Allah

Kamis, 09 Januari 2014

HAL YANG SERINGKALI TAK KITA SADARI... *Renungan baca sampai akhir*





Seperti biasa perbincangan terjadi antara seorang mahasiswa dengan penjaga rumah makan. Layaknya seseorang yang kritis dengan kondisi negara, selalu saja perbincangan mereka terkait kebijakan negara dan pandangannya terhadap Islam. Awalnya ku kira mereka berdua sama-sama berasal dari harokah/pergerakan/organisasi yang sama, yaitu harokah yang selalu mengusungkan hukum syariat berlaku di Indonesia. Tak perlu kusebutkan apa yang kumaksud dengan harokah tersebut. Setelah berkali-kali ku datang dan menyimak topik pembicaraan mereka, ternyata dapat kutarik simpulan hipotesis awalku ternyata salah, mereka berdua hanyalah seorang muslim yang memang telah mendapat pendidikan agama (yang kubilang cukup kental) sejak kecil dari lingkungannya namun tak satupun dari mereka yang tertarik untuk ikut salah satu harokah.


Bervariasi topik pembicaraan yang terjadi antara keduanya. Pernah kusimak perbincangan mereka terkait kenaikan gas elpiji yang baru-baru ini telah menjadi bahan pembicaraan yang cukup menarik perhatian seluruh masyarakat Indonesia. Seperti yang sudah kukatakan sebelumnya, mereka berdua merupakan orang-orang yang kritis terhadap fenomena atau kejadian yang terjadi di Indonesia. Ya, dengan naiknya harga gas elpiji, tentu sangat menarik perhatian mereka berdua untuk menjadikannya topik pembicaraan saat itu. Berikut sepenggal perbincangan antara keduanya, yang kusimpulkan tanpa mengurangi makna sebenarnya. Nama keduanya sengaja ku samarkan, Wendy sebagai mahasiswa dan Ilman sebagai penjaga rumah makan.

Ah, trik SBY saja itu mah. Mau lengser aja cari-cari pencitraan...” Ungkap Ilman membuka pembicaraan saat itu.

Elpiji kang? Hahaha... Trik lama. Dulu (5 tahun yang lalu) BBM, sekarang elpiji.
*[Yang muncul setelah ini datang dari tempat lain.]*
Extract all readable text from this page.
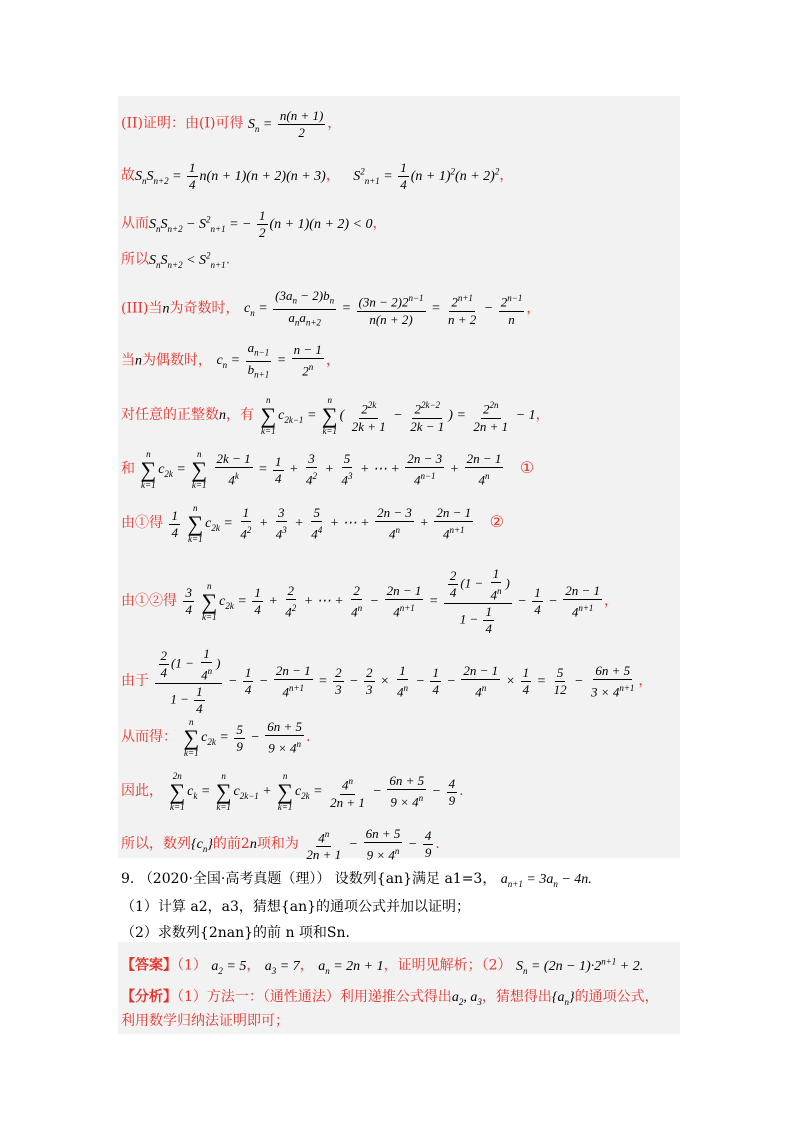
(II)证明：由(I)可得 $S_n = \frac{n(n + 1)}{2}$ ，
故$S_nS_{n+2} = \frac{1}{4} n(n + 1)(n + 2)(n + 3)$， $S^2_{n+1} = \frac{1}{4} (n + 1)^2(n + 2)^2$，
从而$S_nS_{n+2} - S^2_{n+1}$ = − $\frac{1}{2} (n + 1)(n + 2) < 0$，
所以$S_nS_{n+2} < S^2_{n+1}$.
(III)当n为奇数时， $c_n = \frac{(3a_n - 2)b_n}{a_na_{n+2}} = \frac{(3n - 2)2^{n-1}}{n(n + 2)} = \frac{2^{n+1}}{n + 2} - \frac{2^{n-1}}{n}$ ，
当n为偶数时， $c_n = \frac{a_{n-1}}{b_{n+1}} = \frac{n - 1}{2^n}$ ，
对任意的正整数n，有
n
∑
k=1
$c_{2k-1}$ =
n
∑
k=1
( $\frac{2^{2k}}{2k + 1} - \frac{2^{2k-2}}{2k - 1}$ ) = $\frac{2^{2n}}{2n + 1} - 1$，
和
n
∑
k=1
$c_{2k}$ =
n
∑
k=1
$\frac{2k - 1}{4^k} = \frac{1}{4} + \frac{3}{4^2} + \frac{5}{4^3}$ + ⋯ + $\frac{2n - 3}{4^{n-1}} + \frac{2n - 1}{4^n}$ ①
由①得 $\frac{1}{4}$
n
∑
k=1
$c_{2k} = \frac{1}{4^2} + \frac{3}{4^3} + \frac{5}{4^4}$ + ⋯ + $\frac{2n - 3}{4^n} + \frac{2n - 1}{4^{n+1}}$ ②
由①②得 $\frac{3}{4}$
n
∑
k=1
$c_{2k} = \frac{1}{4} + \frac{2}{4^2}$ + ⋯ + $\frac{2}{4^n} - \frac{2n - 1}{4^{n+1}} = \frac{\frac{2}{4} (1 - \frac{1}{4^n} )}{1 - \frac{1}{4}} - \frac{1}{4} - \frac{2n - 1}{4^{n+1}}$ ，
由于 $\frac{\frac{2}{4} (1 - \frac{1}{4^n} )}{1 - \frac{1}{4}} - \frac{1}{4} - \frac{2n - 1}{4^{n+1}} = \frac{2}{3} - \frac{2}{3} \times \frac{1}{4^n} - \frac{1}{4} - \frac{2n - 1}{4^n} \times \frac{1}{4} = \frac{5}{12} - \frac{6n + 5}{3 \times 4^{n+1}}$ ，
从而得：
n
∑
k=1
$c_{2k} = \frac{5}{9} - \frac{6n + 5}{9 \times 4^n}$ .
因此，
2n
∑
k=1
$c_k$ =
n
∑
k=1
$c_{2k-1}$ +
n
∑
k=1
$c_{2k} = \frac{4^n}{2n + 1} - \frac{6n + 5}{9 \times 4^n} - \frac{4}{9}$ .
所以，数列$\{c_n\}$的前2n项和为 $\frac{4^n}{2n + 1} - \frac{6n + 5}{9 \times 4^n} - \frac{4}{9}$ .
9. （2020·全国·高考真题（理）） 设数列{an}满足 a1=3， $a_{n+1} = 3a_n - 4n$.
（1）计算 a2，a3，猜想{an}的通项公式并加以证明；
（2）求数列{2nan}的前 n 项和Sn.
【答案】（1） $a_2 = 5$， $a_3 = 7$， $a_n = 2n + 1$，证明见解析；（2） $S_n = (2n - 1)\cdot 2^{n+1} + 2$.
【分析】（1）方法一：（通性通法）利用递推公式得出$a_2$, $a_3$，猜想得出$\{a_n\}$的通项公式，
利用数学归纳法证明即可；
Begitulah kang kerjaan para stake holder pemerintahan, giat mencari pencitraan.” Balas Wendy menanggapi.

Padahal kan seharusnya SBY tahu akan kenaikan harga ini sebelumnya. Kemarin sebelum BBM naik, ingat kan rapat/pembahasannya saja memakan waktu berhari-hari bahkan berminggu-minggu. Lah sekarang elpiji naik kok gak kedengaran pembahasannya? Atau memang dibahas, tapi yang dibahas saat itu sengaja pembahasan strategi mencari pencitraan sebelum pemilu?” Jelas Ilman dengan nada sinis.

Pembahasan pun beralih dari membahas harga elpiji menuju pemilu 2014. Memang begitulah adanya, gemar sekali mereka mengganti topik pembicaraan. Sehingga, setelah ku amati, dalam 1 kali pertemuan, bisa mencapai 3-7 topik pembahasan. Ya, sekali lagi memang mereka ku anggap sebagai orang-orang yang memang kritis dengan keadaan Indonesia saat ini. Dan uniknya selalu saja ada topik perbincangan yang dapat mereka perbincangkan.

Alih-alih pemilu yang luber (langsung, umum, bebas, dan rahasia), kita lihat saja hasilnya nanti ya kang? Bisa gak nih Presiden terpilih nanti benar-benar pro terhadap masyarakat, bukan hanya takut dengan negara adidaya. Ngomong-ngomong sudah ada calon kang? Golput gak nih?” Tanya Wendy dengan nada bercanda.

Calon apa? Presiden? Wah ana bukannya setuju dengan golput, tapi ana pilih-pilih, Wen, terutama dalam memilih pemimpin nanti. Kriteria pemimpin menurut ana, yang pertama HARUS Muslim laki-laki. Ana gak suka perempuan-perempuan yang mencalonkan diri sebagai pemimpin.” Jelas Ilman meyakinkan.

Ya iya atuh kang...” Sela Wendy seraya meneruskan, “... Masa iya pemimpin seorang perempuan. Sudah menyalahi kodrat, betul kang? Jangan lah sok-sok mengatasnamakan emansipasi.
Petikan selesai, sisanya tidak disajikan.